Picky eating and self-compassion
Self-compassion, the ability to be kinder to oneself , may also play a role in disordered eating development. Lower levels of self-compassion were associated with increased negative body image-related thoughts. Therefore, strategies to increase self-compassion are thought to reduce unwanted body image-related thoughts and, in turn, reduce disordered eating behaviours . While a lack of self-compassion may play a role in eating disorders like AN and BN, no associations were found between picky eating and self-compassion.
Picky eating and depressive thoughts
Finally, negative body image-related thoughts were previously shown to be associated with depressive thoughts (e.g., feelings of hopelessness) when experiencing a low mood , which may influence the development of disordered eating behaviours. Additionally, higher levels of picky eating were shown to be associated with increased depressive thoughts. Therefore, it is possible that depressive thoughts may be a relevant risk factor in the development of picky eating behaviour.

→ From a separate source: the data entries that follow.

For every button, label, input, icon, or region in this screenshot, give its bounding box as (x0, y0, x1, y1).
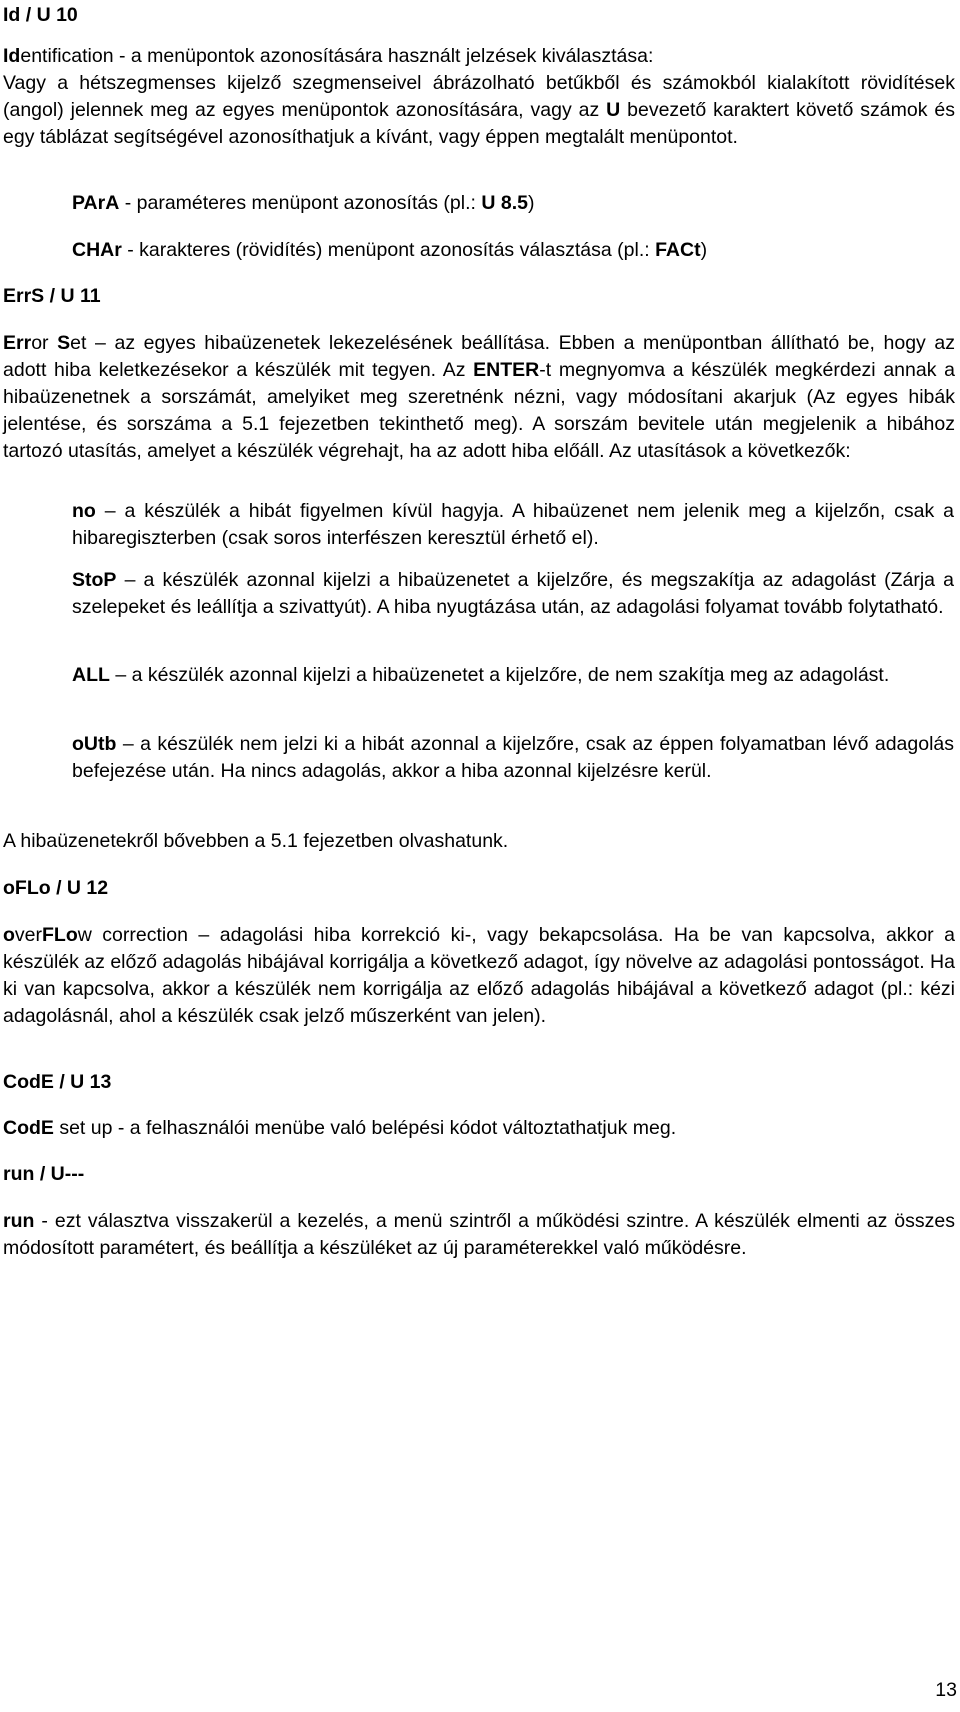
char-option (72, 237, 954, 264)
code-description (3, 1115, 955, 1142)
oflo-b1: o (3, 924, 15, 946)
para-text: - paraméteres menüpont azonosítás (pl.: (119, 192, 482, 214)
section-heading-run: run / U--- (3, 1163, 85, 1185)
enter-key-label: ENTER (473, 359, 540, 381)
errs-option-all (72, 662, 954, 689)
para-key: PArA (72, 192, 120, 214)
errs-body-part2: -t megnyomva a készülék megkérdezi annak a hibaüzenetnek a sorszámát, amelyiket meg szeretnénk nézni, vagy módosítani akarjuk (Az egyes hibák jelentése, és sorszáma a 5.1 fejezetben tekinthető meg). A sorszám bevitele után megjelenik a hibához tartozó utasítás, amelyet a készülék végrehajt, ha az adott hiba előáll. Az utasítások a következők: (3, 359, 955, 462)
errs-footer: A hibaüzenetekről bővebben a 5.1 fejezetben olvashatunk. (3, 830, 509, 852)
errs-option-outb (72, 731, 954, 785)
oflo-description (3, 922, 955, 1030)
errs-body (3, 330, 955, 465)
option-text: – a készülék azonnal kijelzi a hibaüzenetet a kijelzőre, de nem szakítja meg az adagolást. (109, 664, 890, 686)
run-description (3, 1208, 955, 1262)
code-bold: CodE (3, 1117, 54, 1139)
idu10-description (3, 43, 955, 151)
errs-option-no (72, 498, 954, 552)
option-key: StoP (72, 569, 117, 591)
para-ref: U 8.5 (481, 192, 528, 214)
idu10-lead-rest: entification - a menüpontok azonosítására használt jelzések kiválasztása: (20, 45, 654, 67)
idu10-body-u: U (606, 99, 621, 121)
option-key: no (72, 500, 96, 522)
code-text: set up - a felhasználói menübe való belépési kódot változtathatjuk meg. (53, 1117, 677, 1139)
option-text: – a készülék a hibát figyelmen kívül hagyja. A hibaüzenet nem jelenik meg a kijelzőn, csak a hibaregiszterben (csak soros interfészen keresztül érhető el). (72, 500, 954, 549)
char-ref: FACt (655, 239, 701, 261)
option-key: ALL (72, 664, 110, 686)
idu10-lead-bold: Id (3, 45, 21, 67)
section-heading-oflo: oFLo / U 12 (3, 877, 109, 899)
idu10-body-part1: Vagy a hétszegmenses kijelző szegmenseivel ábrázolható betűkből és számokból kialakított rövidítések (angol) jelennek meg az egyes menüpontok azonosítására, vagy az (3, 72, 955, 121)
run-text: - ezt választva visszakerül a kezelés, a menü szintről a működési szintre. A készülék elmenti az összes módosított paramétert, és beállítja a készüléket az új paraméterekkel való működésre. (3, 1210, 955, 1259)
errs-t2: et (70, 332, 96, 354)
option-text: – a készülék nem jelzi ki a hibát azonnal a kijelzőre, csak az éppen folyamatban lévő adagolás befejezése után. Ha nincs adagolás, akkor a hiba azonnal kijelzésre kerül. (72, 733, 954, 782)
errs-b1: Err (3, 332, 32, 354)
para-end: ) (527, 192, 535, 214)
errs-t3: – az egyes hibaüzenetek lekezelésének beállítása. (95, 332, 550, 354)
char-text: - karakteres (rövidítés) menüpont azonosítás választása (pl.: (121, 239, 656, 261)
oflo-t2: w correction – adagolási hiba korrekció ki-, vagy bekapcsolása. Ha be van kapcsolva, akkor a készülék az előző adagolás hibájával korrigálja a következő adagot, így növelve az adagolási pontosságot. Ha ki van kapcsolva, akkor a készülék nem korrigálja az előző adagolás hibájával a következő adagot (pl.: kézi adagolásnál, ahol a készülék csak jelző műszerként van jelen). (3, 924, 955, 1027)
errs-description (3, 330, 955, 465)
para-option (72, 190, 954, 217)
errs-t1: or (31, 332, 58, 354)
idu10-body-part2: bevezető karaktert követő számok és egy táblázat segítségével azonosíthatjuk a kívánt, vagy éppen megtalált menüpontot. (3, 99, 955, 148)
errs-body-part1: Ebben a menüpontban állítható be, hogy az adott hiba keletkezésekor a készülék mit tegyen. Az (3, 332, 955, 381)
page-number: 13 (935, 1679, 957, 1701)
option-key: oUtb (72, 733, 117, 755)
run-bold: run (3, 1210, 35, 1232)
idu10-body (3, 70, 955, 151)
errs-option-stop (72, 567, 954, 621)
idu10-lead (3, 43, 955, 70)
char-end: ) (700, 239, 708, 261)
errs-b2: S (57, 332, 71, 354)
option-text: – a készülék azonnal kijelzi a hibaüzenetet a kijelzőre, és megszakítja az adagolást (Zárja a szelepeket és leállítja a szivattyút). A hiba nyugtázása után, az adagolási folyamat tovább folytatható. (72, 569, 954, 618)
section-heading-idu10: Id / U 10 (3, 4, 78, 26)
char-key: CHAr (72, 239, 122, 261)
section-heading-errs: ErrS / U 11 (3, 285, 101, 307)
oflo-b2: FLo (42, 924, 78, 946)
section-heading-code: CodE / U 13 (3, 1071, 112, 1093)
oflo-t1: ver (14, 924, 43, 946)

Is picky eating disordered eating?
Preliminary findings suggest that certain psychological factors, such as the development of disordered eating symptoms and depressive thoughts, were associated with increased picky eating behaviour. Moreover, unlike other disordered eating behaviours, picky eating may be unrelated to negative body image-related thoughts and self-compassion, suggesting that it may not fit the mould of “typical” disordered eating patterns. However, more research is needed to further support the idea that picky eating may be a distinct category of disordered eating.

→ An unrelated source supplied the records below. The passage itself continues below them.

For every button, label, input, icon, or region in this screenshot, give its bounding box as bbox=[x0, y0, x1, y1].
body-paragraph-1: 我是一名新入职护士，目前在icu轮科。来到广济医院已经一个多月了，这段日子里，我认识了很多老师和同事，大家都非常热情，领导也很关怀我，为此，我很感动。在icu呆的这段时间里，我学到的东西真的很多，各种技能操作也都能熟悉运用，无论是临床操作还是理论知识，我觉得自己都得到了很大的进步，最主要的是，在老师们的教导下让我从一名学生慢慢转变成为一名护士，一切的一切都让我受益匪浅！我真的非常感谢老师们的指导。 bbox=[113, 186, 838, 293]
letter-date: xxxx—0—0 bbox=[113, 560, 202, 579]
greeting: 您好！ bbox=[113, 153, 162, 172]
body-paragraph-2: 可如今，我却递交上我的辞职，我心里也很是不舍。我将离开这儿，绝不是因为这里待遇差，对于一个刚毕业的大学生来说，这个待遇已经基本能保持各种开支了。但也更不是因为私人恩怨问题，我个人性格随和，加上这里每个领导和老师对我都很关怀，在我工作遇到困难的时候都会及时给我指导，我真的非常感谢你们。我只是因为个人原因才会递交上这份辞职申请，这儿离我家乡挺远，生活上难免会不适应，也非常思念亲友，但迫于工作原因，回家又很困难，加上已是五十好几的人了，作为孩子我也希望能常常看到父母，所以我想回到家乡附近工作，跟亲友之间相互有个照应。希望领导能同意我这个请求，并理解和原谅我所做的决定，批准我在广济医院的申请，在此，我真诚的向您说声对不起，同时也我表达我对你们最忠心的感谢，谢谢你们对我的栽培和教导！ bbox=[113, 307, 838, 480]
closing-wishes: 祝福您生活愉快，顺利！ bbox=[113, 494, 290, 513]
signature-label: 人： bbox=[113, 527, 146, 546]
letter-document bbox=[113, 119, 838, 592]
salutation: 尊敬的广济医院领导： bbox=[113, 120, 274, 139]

Nevertheless, the present study brings forth new questions for future research. For instance, will adults who partake in increased picky eating develop disordered eating symptoms later in life? Following up with participants through a longitudinal study would be the most appropriate method to answer this research question. Furthermore, what does the association between picky eating and depressive thoughts truly mean? Future studies should continue the investigation between picky eating and mood states (specifically depression), which will allow us to further understand this association and the potential comorbidities related to increased picky eating behaviour. From a clinical perspective, studies on picky eating may bring us closer in providing the best psychological assessments and treatments.

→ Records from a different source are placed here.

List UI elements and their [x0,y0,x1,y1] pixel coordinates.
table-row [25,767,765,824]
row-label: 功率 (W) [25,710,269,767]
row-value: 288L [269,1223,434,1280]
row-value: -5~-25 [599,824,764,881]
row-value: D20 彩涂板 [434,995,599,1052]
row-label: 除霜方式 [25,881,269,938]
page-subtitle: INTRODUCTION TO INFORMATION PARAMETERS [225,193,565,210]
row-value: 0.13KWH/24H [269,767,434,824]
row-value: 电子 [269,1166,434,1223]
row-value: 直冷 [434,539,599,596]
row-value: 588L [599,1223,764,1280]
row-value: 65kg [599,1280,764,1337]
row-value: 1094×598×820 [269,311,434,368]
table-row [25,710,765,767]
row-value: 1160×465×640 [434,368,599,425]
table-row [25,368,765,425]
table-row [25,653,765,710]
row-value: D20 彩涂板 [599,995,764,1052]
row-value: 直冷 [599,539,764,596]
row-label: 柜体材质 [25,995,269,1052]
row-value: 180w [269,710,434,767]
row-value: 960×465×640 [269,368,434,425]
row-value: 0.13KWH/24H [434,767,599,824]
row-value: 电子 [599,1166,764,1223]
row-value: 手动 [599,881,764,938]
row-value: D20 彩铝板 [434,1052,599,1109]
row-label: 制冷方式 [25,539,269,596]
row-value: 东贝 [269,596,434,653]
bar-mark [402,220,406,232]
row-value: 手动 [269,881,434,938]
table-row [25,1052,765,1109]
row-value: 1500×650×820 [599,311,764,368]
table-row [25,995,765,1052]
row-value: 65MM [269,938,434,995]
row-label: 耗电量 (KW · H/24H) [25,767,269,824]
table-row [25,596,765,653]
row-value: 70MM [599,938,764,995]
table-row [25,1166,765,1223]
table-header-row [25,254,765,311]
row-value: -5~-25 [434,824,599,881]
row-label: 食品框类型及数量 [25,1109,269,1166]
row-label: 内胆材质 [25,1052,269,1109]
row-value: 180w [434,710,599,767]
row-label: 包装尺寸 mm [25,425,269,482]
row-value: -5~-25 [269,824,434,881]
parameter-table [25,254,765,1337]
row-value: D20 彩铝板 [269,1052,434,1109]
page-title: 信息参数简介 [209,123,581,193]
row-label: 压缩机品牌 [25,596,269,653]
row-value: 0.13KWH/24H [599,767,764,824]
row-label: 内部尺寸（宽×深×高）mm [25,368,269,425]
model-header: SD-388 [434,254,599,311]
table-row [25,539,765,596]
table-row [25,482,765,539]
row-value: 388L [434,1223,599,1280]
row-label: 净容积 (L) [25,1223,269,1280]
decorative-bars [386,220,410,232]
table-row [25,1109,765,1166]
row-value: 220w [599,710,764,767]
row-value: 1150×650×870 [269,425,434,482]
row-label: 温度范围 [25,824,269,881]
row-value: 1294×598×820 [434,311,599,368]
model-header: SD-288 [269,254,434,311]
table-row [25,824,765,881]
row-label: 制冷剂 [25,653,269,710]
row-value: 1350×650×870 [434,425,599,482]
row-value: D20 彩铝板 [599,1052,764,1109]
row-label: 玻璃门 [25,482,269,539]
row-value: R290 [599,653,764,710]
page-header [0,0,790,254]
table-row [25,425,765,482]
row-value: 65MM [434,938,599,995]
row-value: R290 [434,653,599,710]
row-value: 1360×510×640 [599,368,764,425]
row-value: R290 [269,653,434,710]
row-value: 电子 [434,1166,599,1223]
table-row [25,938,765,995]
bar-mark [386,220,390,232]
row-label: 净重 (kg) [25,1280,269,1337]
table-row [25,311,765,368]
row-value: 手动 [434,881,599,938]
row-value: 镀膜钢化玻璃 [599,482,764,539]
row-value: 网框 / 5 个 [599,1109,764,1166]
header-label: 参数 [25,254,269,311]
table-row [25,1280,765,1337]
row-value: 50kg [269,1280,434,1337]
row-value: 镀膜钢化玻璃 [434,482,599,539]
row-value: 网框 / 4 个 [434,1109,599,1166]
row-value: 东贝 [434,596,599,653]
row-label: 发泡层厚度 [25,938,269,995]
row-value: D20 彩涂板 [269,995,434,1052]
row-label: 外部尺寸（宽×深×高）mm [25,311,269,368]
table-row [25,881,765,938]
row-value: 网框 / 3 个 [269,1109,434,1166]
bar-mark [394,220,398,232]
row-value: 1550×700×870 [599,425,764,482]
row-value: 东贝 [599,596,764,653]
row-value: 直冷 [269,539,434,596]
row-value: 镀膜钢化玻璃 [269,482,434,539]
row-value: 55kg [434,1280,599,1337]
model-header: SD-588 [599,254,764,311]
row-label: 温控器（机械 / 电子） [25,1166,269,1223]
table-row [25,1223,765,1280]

Ultimately, eating disorders and eating behaviours (like picky eating) are complex psychological constructs that require more research to determine the multiple bio-psycho-social factors associated with their manifestation. The current study showed that some characteristics of picky eating were like those of eating disorders, emphasizing the seriousness in persistent picky eating behaviour. While we cannot fully support the idea that picky eating may be a distinct category of disordered eating, research on picky eating will only continue to expand our knowledge on the topic.